Where this module fits

Module 3 gave you model-free RL: the agent learns from experience without explicitly reasoning about the future. That is powerful but limited. When you can simulate possible futures (in a game, you can imagine the consequences of moves), explicit search through those futures is often dramatically better than learned policies alone. This module covers Monte Carlo Tree Search (MCTS), the most important search algorithm in modern game AI, and AlphaZero, which combines MCTS with neural networks trained by self-play.

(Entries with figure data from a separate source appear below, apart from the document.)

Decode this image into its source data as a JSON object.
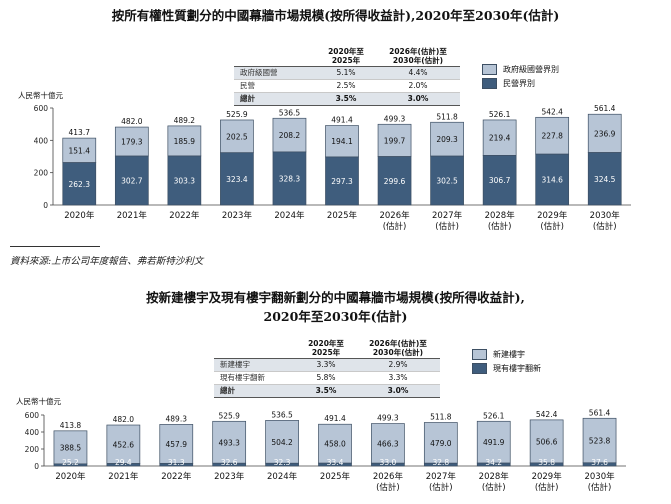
{
  "chart1": {
    "title": "按所有權性質劃分的中國幕牆市場規模(按所得收益計),2020年至2030年(估計)",
    "unit": "人民幣十億元",
    "cagr_headers": [
      "2020年至\n2025年",
      "2026年(估計)至\n2030年(估計)"
    ],
    "cagr_rows": [
      {
        "label": "政府級國營",
        "a": "5.1%",
        "b": "4.4%"
      },
      {
        "label": "民營",
        "a": "2.5%",
        "b": "2.0%"
      },
      {
        "label": "總計",
        "a": "3.5%",
        "b": "3.0%"
      }
    ],
    "source": "資料來源:上市公司年度報告、弗若斯特沙利文"
  },
  "chart2": {
    "title_line1": "按新建樓宇及現有樓宇翻新劃分的中國幕牆市場規模(按所得收益計),",
    "title_line2": "2020年至2030年(估計)",
    "unit": "人民幣十億元",
    "cagr_headers": [
      "2020年至\n2025年",
      "2026年(估計)至\n2030年(估計)"
    ],
    "cagr_rows": [
      {
        "label": "新建樓宇",
        "a": "3.3%",
        "b": "2.9%"
      },
      {
        "label": "現有樓宇翻新",
        "a": "5.8%",
        "b": "3.3%"
      },
      {
        "label": "總計",
        "a": "3.5%",
        "b": "3.0%"
      }
    ]
  },
  "colors": {
    "dark": "#3f5d7d",
    "light": "#b7c5d6",
    "shade": "#dfe4ea"
  },
  "chart_data": [
    {
      "type": "bar",
      "stacked": true,
      "categories": [
        "2020年",
        "2021年",
        "2022年",
        "2023年",
        "2024年",
        "2025年",
        "2026年\n(估計)",
        "2027年\n(估計)",
        "2028年\n(估計)",
        "2029年\n(估計)",
        "2030年\n(估計)"
      ],
      "series": [
        {
          "name": "民營界別",
          "color": "#3f5d7d",
          "values": [
            262.3,
            302.7,
            303.3,
            323.4,
            328.3,
            297.3,
            299.6,
            302.5,
            306.7,
            314.6,
            324.5
          ]
        },
        {
          "name": "政府級國營界別",
          "color": "#b7c5d6",
          "values": [
            151.4,
            179.3,
            185.9,
            202.5,
            208.2,
            194.1,
            199.7,
            209.3,
            219.4,
            227.8,
            236.9
          ]
        }
      ],
      "totals": [
        413.7,
        482.0,
        489.2,
        525.9,
        536.5,
        491.4,
        499.3,
        511.8,
        526.1,
        542.4,
        561.4
      ],
      "ylabel": "人民幣十億元",
      "yticks": [
        0,
        200,
        400,
        600
      ],
      "ylim": [
        0,
        600
      ],
      "legend": "top-right"
    },
    {
      "type": "bar",
      "stacked": true,
      "categories": [
        "2020年",
        "2021年",
        "2022年",
        "2023年",
        "2024年",
        "2025年",
        "2026年\n(估計)",
        "2027年\n(估計)",
        "2028年\n(估計)",
        "2029年\n(估計)",
        "2030年\n(估計)"
      ],
      "series": [
        {
          "name": "現有樓宇翻新",
          "color": "#3f5d7d",
          "values": [
            25.2,
            29.4,
            31.3,
            32.6,
            32.3,
            33.4,
            33.0,
            32.8,
            34.2,
            35.8,
            37.6
          ]
        },
        {
          "name": "新建樓宇",
          "color": "#b7c5d6",
          "values": [
            388.5,
            452.6,
            457.9,
            493.3,
            504.2,
            458.0,
            466.3,
            479.0,
            491.9,
            506.6,
            523.8
          ]
        }
      ],
      "totals": [
        413.8,
        482.0,
        489.3,
        525.9,
        536.5,
        491.4,
        499.3,
        511.8,
        526.1,
        542.4,
        561.4
      ],
      "ylabel": "人民幣十億元",
      "yticks": [
        0,
        200,
        400,
        600
      ],
      "ylim": [
        0,
        600
      ],
      "legend": "top-right"
    }
  ]
}
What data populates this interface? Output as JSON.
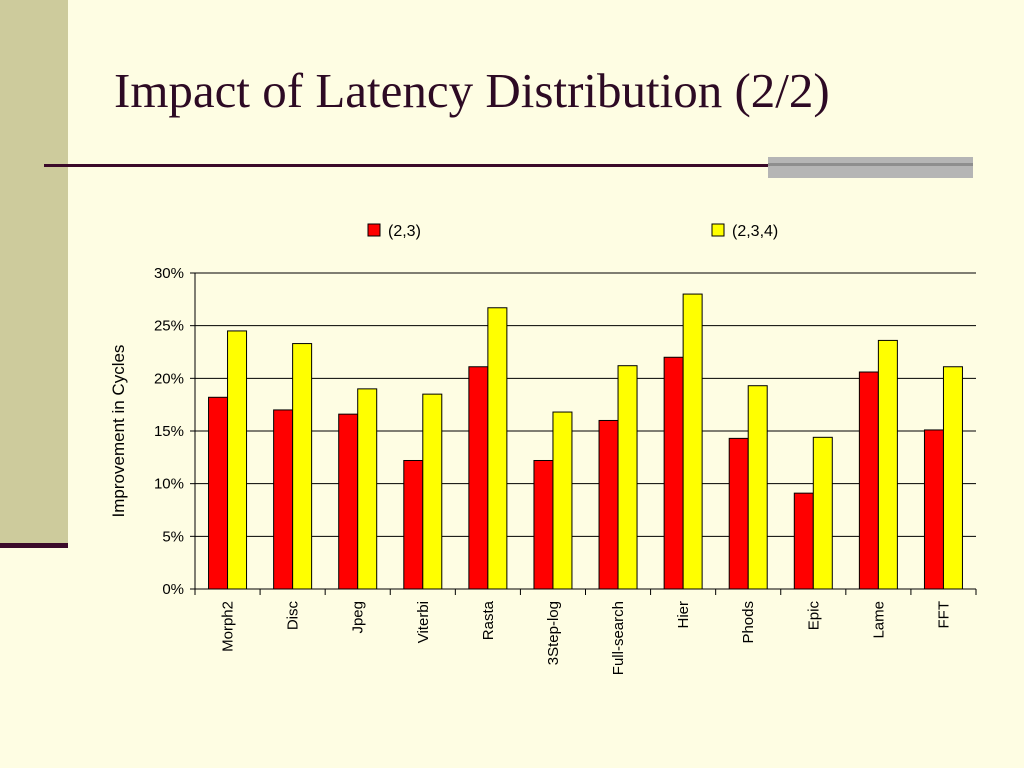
{
  "slide": {
    "title": "Impact of Latency Distribution  (2/2)"
  },
  "colors": {
    "background": "#fefde3",
    "side_band": "#cdcb9c",
    "title_text": "#2d0a24",
    "rule": "#3b0a2a",
    "accent_bar": "#b5b5b5"
  },
  "chart_data": {
    "type": "bar",
    "title": "",
    "xlabel": "",
    "ylabel": "Improvement in Cycles",
    "ylim": [
      0,
      30
    ],
    "yticks": [
      "0%",
      "5%",
      "10%",
      "15%",
      "20%",
      "25%",
      "30%"
    ],
    "grid": true,
    "legend_position": "top",
    "categories": [
      "Morph2",
      "Disc",
      "Jpeg",
      "Viterbi",
      "Rasta",
      "3Step-log",
      "Full-search",
      "Hier",
      "Phods",
      "Epic",
      "Lame",
      "FFT"
    ],
    "series": [
      {
        "name": "(2,3)",
        "color": "#ff0000",
        "values": [
          18.2,
          17.0,
          16.6,
          12.2,
          21.1,
          12.2,
          16.0,
          22.0,
          14.3,
          9.1,
          20.6,
          15.1
        ]
      },
      {
        "name": "(2,3,4)",
        "color": "#ffff00",
        "values": [
          24.5,
          23.3,
          19.0,
          18.5,
          26.7,
          16.8,
          21.2,
          28.0,
          19.3,
          14.4,
          23.6,
          21.1
        ]
      }
    ]
  }
}
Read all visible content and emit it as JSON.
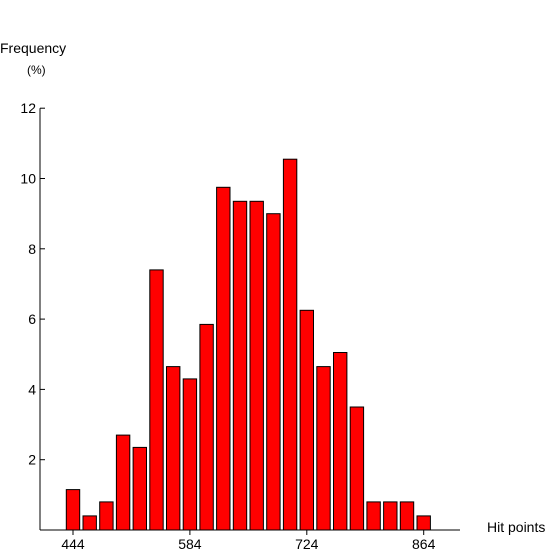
{
  "chart_data": {
    "type": "bar",
    "ylabel_line1": "Frequency",
    "ylabel_line2": "(%)",
    "xlabel": "Hit points",
    "x_ticks": [
      444,
      584,
      724,
      864
    ],
    "y_ticks": [
      2,
      4,
      6,
      8,
      10,
      12
    ],
    "ylim": [
      0,
      12
    ],
    "bin_width": 20,
    "x": [
      444,
      464,
      484,
      504,
      524,
      544,
      564,
      584,
      604,
      624,
      644,
      664,
      684,
      704,
      724,
      744,
      764,
      784,
      804,
      824,
      844,
      864
    ],
    "values": [
      1.15,
      0.4,
      0.8,
      2.7,
      2.35,
      7.4,
      4.65,
      4.3,
      5.85,
      9.75,
      9.35,
      9.35,
      9.0,
      10.55,
      6.25,
      4.65,
      5.05,
      3.5,
      0.8,
      0.8,
      0.8,
      0.4
    ],
    "bar_color": "#ff0000",
    "grid": false
  }
}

The skills here directly enable the rest of the curriculum. MCTS as a planning method shows up in CFR variants (Module 5). The AlphaZero pattern (network-guided search, network trained on search results) is one template for solving multi-agent problems (Module 6). The capstone (Module 8) builds a custom MCTS-flavored solver in Rust.

What we cover

Tree search fundamentals (lesson 1): minimax for two-player perfect-information games, alpha-beta pruning. The classical foundation. We do not dwell here because alpha-beta does not scale to large branching factors, but the vocabulary and structure carry over to MCTS.

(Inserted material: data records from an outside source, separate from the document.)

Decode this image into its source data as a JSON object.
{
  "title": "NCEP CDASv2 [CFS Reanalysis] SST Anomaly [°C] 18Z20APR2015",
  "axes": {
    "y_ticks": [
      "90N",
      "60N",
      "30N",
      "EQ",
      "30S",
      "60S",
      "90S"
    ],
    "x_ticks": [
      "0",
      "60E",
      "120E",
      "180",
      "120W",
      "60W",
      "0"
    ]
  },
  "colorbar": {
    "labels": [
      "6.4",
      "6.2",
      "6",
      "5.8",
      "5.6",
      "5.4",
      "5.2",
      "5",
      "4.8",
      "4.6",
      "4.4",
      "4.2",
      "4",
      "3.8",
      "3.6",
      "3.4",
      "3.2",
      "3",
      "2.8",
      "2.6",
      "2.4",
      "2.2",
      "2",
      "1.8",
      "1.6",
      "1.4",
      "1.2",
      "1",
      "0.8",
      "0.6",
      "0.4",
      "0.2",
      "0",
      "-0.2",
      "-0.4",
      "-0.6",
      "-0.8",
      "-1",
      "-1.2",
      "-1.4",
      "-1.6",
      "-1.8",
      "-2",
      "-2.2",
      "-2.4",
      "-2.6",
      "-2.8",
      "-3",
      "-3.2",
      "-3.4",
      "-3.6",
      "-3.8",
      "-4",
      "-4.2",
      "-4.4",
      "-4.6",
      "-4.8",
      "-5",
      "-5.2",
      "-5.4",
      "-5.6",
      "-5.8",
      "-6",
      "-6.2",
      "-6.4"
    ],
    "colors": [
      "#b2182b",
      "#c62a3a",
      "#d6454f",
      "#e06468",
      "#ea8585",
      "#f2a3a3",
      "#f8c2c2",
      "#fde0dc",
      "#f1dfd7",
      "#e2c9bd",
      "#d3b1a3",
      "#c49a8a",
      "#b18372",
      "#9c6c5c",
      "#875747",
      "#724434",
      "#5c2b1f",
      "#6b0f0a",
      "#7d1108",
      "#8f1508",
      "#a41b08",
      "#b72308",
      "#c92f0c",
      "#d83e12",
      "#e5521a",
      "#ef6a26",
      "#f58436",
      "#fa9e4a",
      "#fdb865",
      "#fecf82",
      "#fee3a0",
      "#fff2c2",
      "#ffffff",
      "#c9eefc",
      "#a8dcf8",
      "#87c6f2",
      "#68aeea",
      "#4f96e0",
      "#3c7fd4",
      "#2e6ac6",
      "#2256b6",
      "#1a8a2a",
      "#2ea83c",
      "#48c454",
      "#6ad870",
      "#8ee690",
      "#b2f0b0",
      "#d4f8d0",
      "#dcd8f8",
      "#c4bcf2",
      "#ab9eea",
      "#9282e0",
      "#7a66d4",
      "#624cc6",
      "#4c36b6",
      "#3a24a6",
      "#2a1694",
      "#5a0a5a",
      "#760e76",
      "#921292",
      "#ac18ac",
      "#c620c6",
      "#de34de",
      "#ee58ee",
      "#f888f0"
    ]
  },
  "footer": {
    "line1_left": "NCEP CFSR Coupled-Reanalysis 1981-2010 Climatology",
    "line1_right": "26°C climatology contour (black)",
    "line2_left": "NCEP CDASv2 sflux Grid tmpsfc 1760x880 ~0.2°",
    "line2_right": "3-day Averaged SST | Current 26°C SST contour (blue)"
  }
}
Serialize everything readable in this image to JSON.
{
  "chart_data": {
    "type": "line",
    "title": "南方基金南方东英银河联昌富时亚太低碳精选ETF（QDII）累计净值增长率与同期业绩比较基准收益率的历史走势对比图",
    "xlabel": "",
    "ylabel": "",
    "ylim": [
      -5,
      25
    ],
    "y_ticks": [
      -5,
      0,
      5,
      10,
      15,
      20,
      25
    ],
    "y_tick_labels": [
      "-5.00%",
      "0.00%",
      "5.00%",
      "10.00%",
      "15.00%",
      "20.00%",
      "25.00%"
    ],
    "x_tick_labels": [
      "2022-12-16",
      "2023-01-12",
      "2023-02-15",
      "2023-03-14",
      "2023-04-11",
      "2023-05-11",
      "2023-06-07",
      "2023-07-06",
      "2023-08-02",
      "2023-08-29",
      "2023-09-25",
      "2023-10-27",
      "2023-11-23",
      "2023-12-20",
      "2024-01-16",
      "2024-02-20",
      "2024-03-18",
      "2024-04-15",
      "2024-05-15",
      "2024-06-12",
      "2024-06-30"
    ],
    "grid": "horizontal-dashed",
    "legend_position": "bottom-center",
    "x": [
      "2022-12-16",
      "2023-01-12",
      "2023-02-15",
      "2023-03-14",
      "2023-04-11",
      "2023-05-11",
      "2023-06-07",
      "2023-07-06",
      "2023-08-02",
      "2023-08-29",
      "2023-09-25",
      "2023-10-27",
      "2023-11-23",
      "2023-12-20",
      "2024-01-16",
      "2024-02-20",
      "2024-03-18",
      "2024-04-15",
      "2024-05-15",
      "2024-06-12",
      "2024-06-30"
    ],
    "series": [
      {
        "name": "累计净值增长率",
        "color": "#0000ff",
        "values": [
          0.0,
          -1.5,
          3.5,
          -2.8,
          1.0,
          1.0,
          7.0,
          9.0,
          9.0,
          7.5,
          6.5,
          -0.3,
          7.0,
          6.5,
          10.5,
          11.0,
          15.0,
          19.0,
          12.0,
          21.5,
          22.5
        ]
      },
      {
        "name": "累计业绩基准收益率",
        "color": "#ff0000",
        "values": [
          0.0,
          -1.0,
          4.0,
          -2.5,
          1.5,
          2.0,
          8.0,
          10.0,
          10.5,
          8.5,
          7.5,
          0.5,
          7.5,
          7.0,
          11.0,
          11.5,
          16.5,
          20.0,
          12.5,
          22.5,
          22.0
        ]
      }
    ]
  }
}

Monte Carlo Tree Search (lesson 2): the four-phase MCTS loop (selection, expansion, simulation, backpropagation). UCB1 for the exploration-exploitation tradeoff during selection. Pure MCTS (no neural network) on a small game.

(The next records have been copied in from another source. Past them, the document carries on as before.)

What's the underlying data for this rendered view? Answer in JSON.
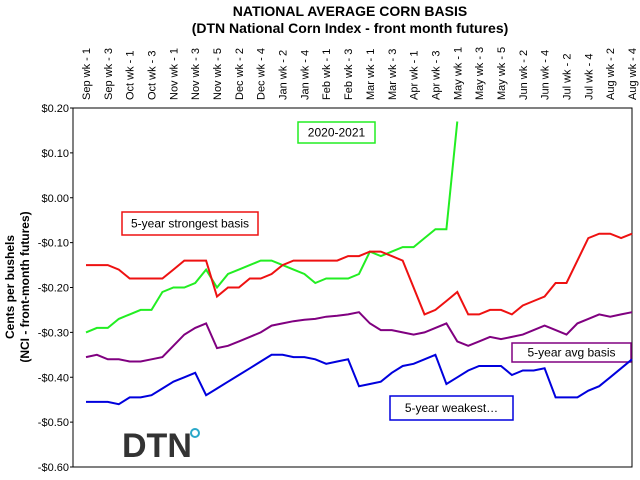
{
  "chart_data": {
    "type": "line",
    "title": "NATIONAL AVERAGE CORN BASIS",
    "subtitle": "(DTN National Corn Index - front month futures)",
    "y_label": "Cents per bushels",
    "y_label_2": "(NCI - front-month futures)",
    "logo": "DTN",
    "categories": [
      "Sep wk - 1",
      null,
      "Sep wk - 3",
      null,
      "Oct wk - 1",
      null,
      "Oct wk - 3",
      null,
      "Nov wk - 1",
      null,
      "Nov wk - 3",
      null,
      "Nov wk - 5",
      null,
      "Dec wk - 2",
      null,
      "Dec wk - 4",
      null,
      "Jan wk - 2",
      null,
      "Jan wk - 4",
      null,
      "Feb wk - 1",
      null,
      "Feb wk - 3",
      null,
      "Mar wk - 1",
      null,
      "Mar wk - 3",
      null,
      "Apr wk - 1",
      null,
      "Apr wk - 3",
      null,
      "May wk - 1",
      null,
      "May wk - 3",
      null,
      "May wk - 5",
      null,
      "Jun wk - 2",
      null,
      "Jun wk - 4",
      null,
      "Jul wk - 2",
      null,
      "Jul wk - 4",
      null,
      "Aug wk - 2",
      null,
      "Aug wk - 4"
    ],
    "ylim": [
      -0.6,
      0.2
    ],
    "yticks": [
      {
        "value": 0.2,
        "label": "$0.20"
      },
      {
        "value": 0.1,
        "label": "$0.10"
      },
      {
        "value": 0,
        "label": "$0.00"
      },
      {
        "value": -0.1,
        "label": "-$0.10"
      },
      {
        "value": -0.2,
        "label": "-$0.20"
      },
      {
        "value": -0.3,
        "label": "-$0.30"
      },
      {
        "value": -0.4,
        "label": "-$0.40"
      },
      {
        "value": -0.5,
        "label": "-$0.50"
      },
      {
        "value": -0.6,
        "label": "-$0.60"
      }
    ],
    "grid": false,
    "series": [
      {
        "name": "2020-2021",
        "color": "#22ee22",
        "values": [
          -0.3,
          -0.29,
          -0.29,
          -0.27,
          -0.26,
          -0.25,
          -0.25,
          -0.21,
          -0.2,
          -0.2,
          -0.19,
          -0.16,
          -0.2,
          -0.17,
          -0.16,
          -0.15,
          -0.14,
          -0.14,
          -0.15,
          -0.16,
          -0.17,
          -0.19,
          -0.18,
          -0.18,
          -0.18,
          -0.17,
          -0.12,
          -0.13,
          -0.12,
          -0.11,
          -0.11,
          -0.09,
          -0.07,
          -0.07,
          0.17,
          null,
          null,
          null,
          null,
          null,
          null,
          null,
          null,
          null,
          null,
          null,
          null,
          null,
          null,
          null,
          null
        ]
      },
      {
        "name": "5-year strongest basis",
        "color": "#ee1111",
        "values": [
          -0.15,
          -0.15,
          -0.15,
          -0.16,
          -0.18,
          -0.18,
          -0.18,
          -0.18,
          -0.16,
          -0.14,
          -0.14,
          -0.14,
          -0.22,
          -0.2,
          -0.2,
          -0.18,
          -0.18,
          -0.17,
          -0.15,
          -0.14,
          -0.14,
          -0.14,
          -0.14,
          -0.14,
          -0.13,
          -0.13,
          -0.12,
          -0.12,
          -0.13,
          -0.14,
          -0.2,
          -0.26,
          -0.25,
          -0.23,
          -0.21,
          -0.26,
          -0.26,
          -0.25,
          -0.25,
          -0.26,
          -0.24,
          -0.23,
          -0.22,
          -0.19,
          -0.19,
          -0.14,
          -0.09,
          -0.08,
          -0.08,
          -0.09,
          -0.08
        ]
      },
      {
        "name": "5-year avg basis",
        "color": "#800080",
        "values": [
          -0.355,
          -0.35,
          -0.36,
          -0.36,
          -0.365,
          -0.365,
          -0.36,
          -0.355,
          -0.33,
          -0.305,
          -0.29,
          -0.28,
          -0.335,
          -0.33,
          -0.32,
          -0.31,
          -0.3,
          -0.285,
          -0.28,
          -0.275,
          -0.272,
          -0.27,
          -0.265,
          -0.263,
          -0.26,
          -0.255,
          -0.28,
          -0.295,
          -0.295,
          -0.3,
          -0.305,
          -0.3,
          -0.29,
          -0.28,
          -0.32,
          -0.33,
          -0.32,
          -0.31,
          -0.315,
          -0.31,
          -0.305,
          -0.295,
          -0.285,
          -0.295,
          -0.305,
          -0.28,
          -0.27,
          -0.26,
          -0.265,
          -0.26,
          -0.255
        ]
      },
      {
        "name": "5-year weakest…",
        "color": "#0000dd",
        "values": [
          -0.455,
          -0.455,
          -0.455,
          -0.46,
          -0.445,
          -0.445,
          -0.44,
          -0.425,
          -0.41,
          -0.4,
          -0.39,
          -0.44,
          -0.425,
          -0.41,
          -0.395,
          -0.38,
          -0.365,
          -0.35,
          -0.35,
          -0.355,
          -0.355,
          -0.36,
          -0.37,
          -0.365,
          -0.36,
          -0.42,
          -0.415,
          -0.41,
          -0.39,
          -0.375,
          -0.37,
          -0.36,
          -0.35,
          -0.415,
          -0.4,
          -0.385,
          -0.375,
          -0.375,
          -0.375,
          -0.395,
          -0.385,
          -0.385,
          -0.38,
          -0.445,
          -0.445,
          -0.445,
          -0.43,
          -0.42,
          -0.4,
          -0.38,
          -0.36
        ]
      }
    ]
  }
}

Neural-guided MCTS (lesson 3): replace random rollouts with a value network's prediction; use a policy network to bias the selection phase. PUCT (Predictor + UCT). This is the architecture inside AlphaGo Zero and AlphaZero.

AlphaZero self-play (lesson 4): how to train the value and policy networks from games the agent plays against itself. The training loop is the actor-critic structure from Module 3 with MCTS as the policy improvement operator.

Lessons

  1. Tree search fundamentals
  2. Monte Carlo Tree Search
  3. Neural-guided MCTS
  4. AlphaZero self-play

Module project: an AlphaZero-lite agent for a pursuit-evasion game

You will train an AlphaZero-style agent on a simple 2-spacecraft pursuit-evasion game defined in OpenSpiel. The defender (you) tries to maintain coverage of an orbital region; the evader (also you, in self-play) tries to avoid detection. The agent learns by playing against itself: MCTS guided by a small policy/value network, network trained on the resulting games, MCTS using the improved network, and so on.

This is the canonical pattern that produced superhuman Go, Chess, and Shogi players. We are doing it on a much smaller game so it actually trains in reasonable time on a laptop.